Sherman was happy to do so, and since then, she has continued to use her yarn bombing as a form of activism, installing a Black Lives Matters bike rack sleeve on Wabash Avenue and a “vote” message on Michigan Avenue.
Along with using her yarn bombs to promote and encourage collective action, she is also raising money for the Leukemia and Lymphoma Society in Chicago.
Sherman’s dad was diagnosed with leukemia in 2004 and passed away in 2012, and she’s been walking for Light the Night since 2006. Her dad taught her that to create things and share your individual person with the world in whatever way you can is one of the best gifts you can give.
She’s doing this by yarn bombing her neighborhood. When people ask Sherman to create something for them, she asks that they donate to the walk. It’s her way of giving back to an organization that is a big part of her life.
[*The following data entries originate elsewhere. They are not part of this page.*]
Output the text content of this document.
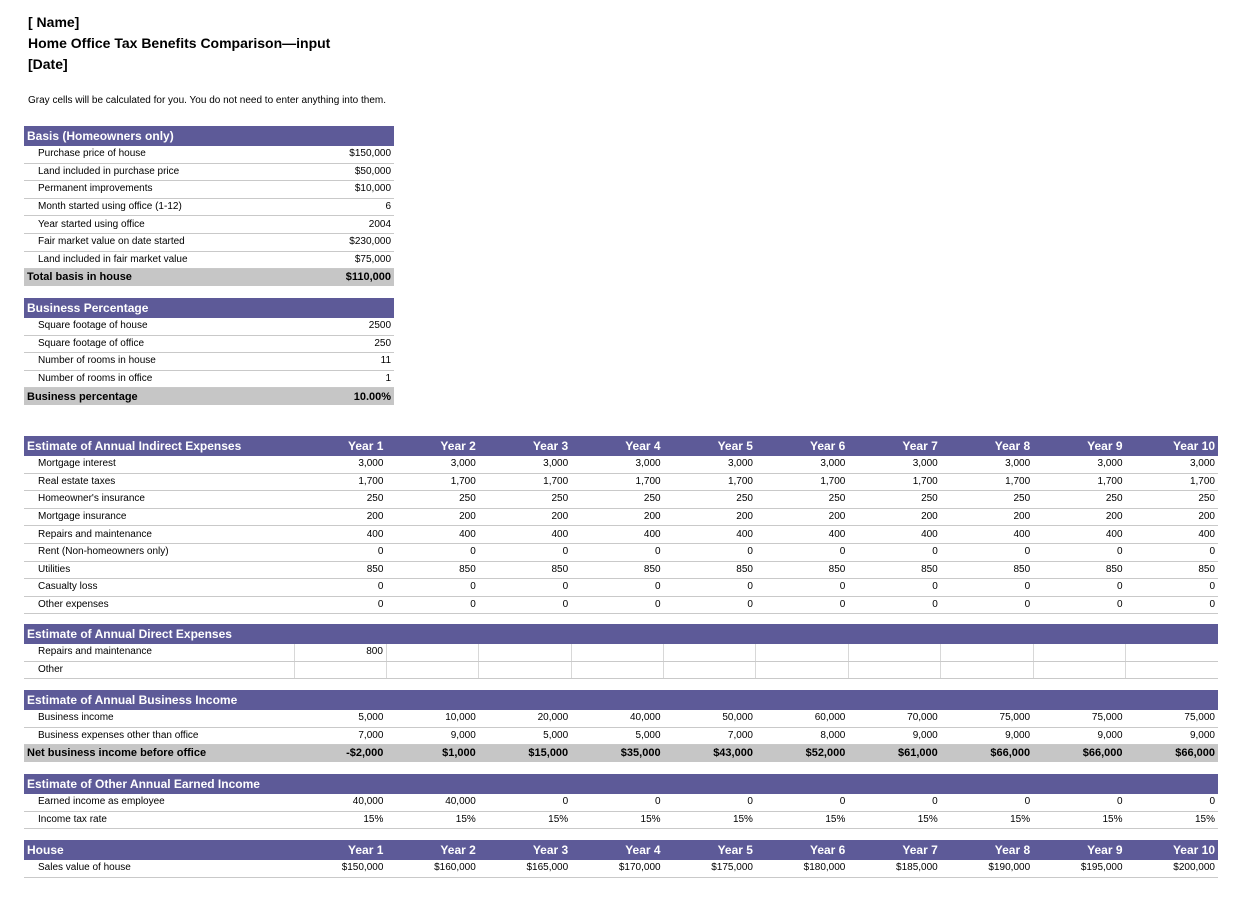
[ Name]
Home Office Tax Benefits Comparison—input
[Date]
Gray cells will be calculated for you. You do not need to enter anything into them.
Basis (Homeowners only)	
Purchase price of house	$150,000
Land included in purchase price	$50,000
Permanent improvements	$10,000
Month started using office (1-12)	6
Year started using office	2004
Fair market value on date started	$230,000
Land included in fair market value	$75,000
Total basis in house	$110,000
Business Percentage	
Square footage of house	2500
Square footage of office	250
Number of rooms in house	11
Number of rooms in office	1
Business percentage	10.00%
Estimate of Annual Indirect Expenses	Year 1	Year 2	Year 3	Year 4	Year 5	Year 6	Year 7	Year 8	Year 9	Year 10
Mortgage interest	3,000	3,000	3,000	3,000	3,000	3,000	3,000	3,000	3,000	3,000
Real estate taxes	1,700	1,700	1,700	1,700	1,700	1,700	1,700	1,700	1,700	1,700
Homeowner's insurance	250	250	250	250	250	250	250	250	250	250
Mortgage insurance	200	200	200	200	200	200	200	200	200	200
Repairs and maintenance	400	400	400	400	400	400	400	400	400	400
Rent (Non-homeowners only)	0	0	0	0	0	0	0	0	0	0
Utilities	850	850	850	850	850	850	850	850	850	850
Casualty loss	0	0	0	0	0	0	0	0	0	0
Other expenses	0	0	0	0	0	0	0	0	0	0
Estimate of Annual Direct Expenses										
Repairs and maintenance	800									
Other										
Estimate of Annual Business Income										
Business income	5,000	10,000	20,000	40,000	50,000	60,000	70,000	75,000	75,000	75,000
Business expenses other than office	7,000	9,000	5,000	5,000	7,000	8,000	9,000	9,000	9,000	9,000
Net business income before office	-$2,000	$1,000	$15,000	$35,000	$43,000	$52,000	$61,000	$66,000	$66,000	$66,000
Estimate of Other Annual Earned Income										
Earned income as employee	40,000	40,000	0	0	0	0	0	0	0	0
Income tax rate	15%	15%	15%	15%	15%	15%	15%	15%	15%	15%
House	Year 1	Year 2	Year 3	Year 4	Year 5	Year 6	Year 7	Year 8	Year 9	Year 10
Sales value of house	$150,000	$160,000	$165,000	$170,000	$175,000	$180,000	$185,000	$190,000	$195,000	$200,000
“We got eight years with my dad when we shouldn’t have gotten more than five,” she said. She attributes this to the research that is funded by the Leukemia and Lymphoma Society. People are aware of what the organization means to her and have been donating, even anonymously, without asking her to yarn bomb anything.
“It’s self-expression for me, and my dad would have wanted me to do this,” Sherman said. What started out as a mindless hobby has turned out to be something beneficial for the whole community.
“Especially in the early days of the pandemic, Chicago felt like an abandoned city and it was a bummer,” she added. “Adding these little things reminded people of life.”
As the days grow colder and the sun sets earlier, Sherman is trying to remember how to be a light and source of positivity for those around her and says this:
“Don’t be afraid to be weird. Weird is good. Do what you love and what you know. Don’t be afraid to make someone smile.”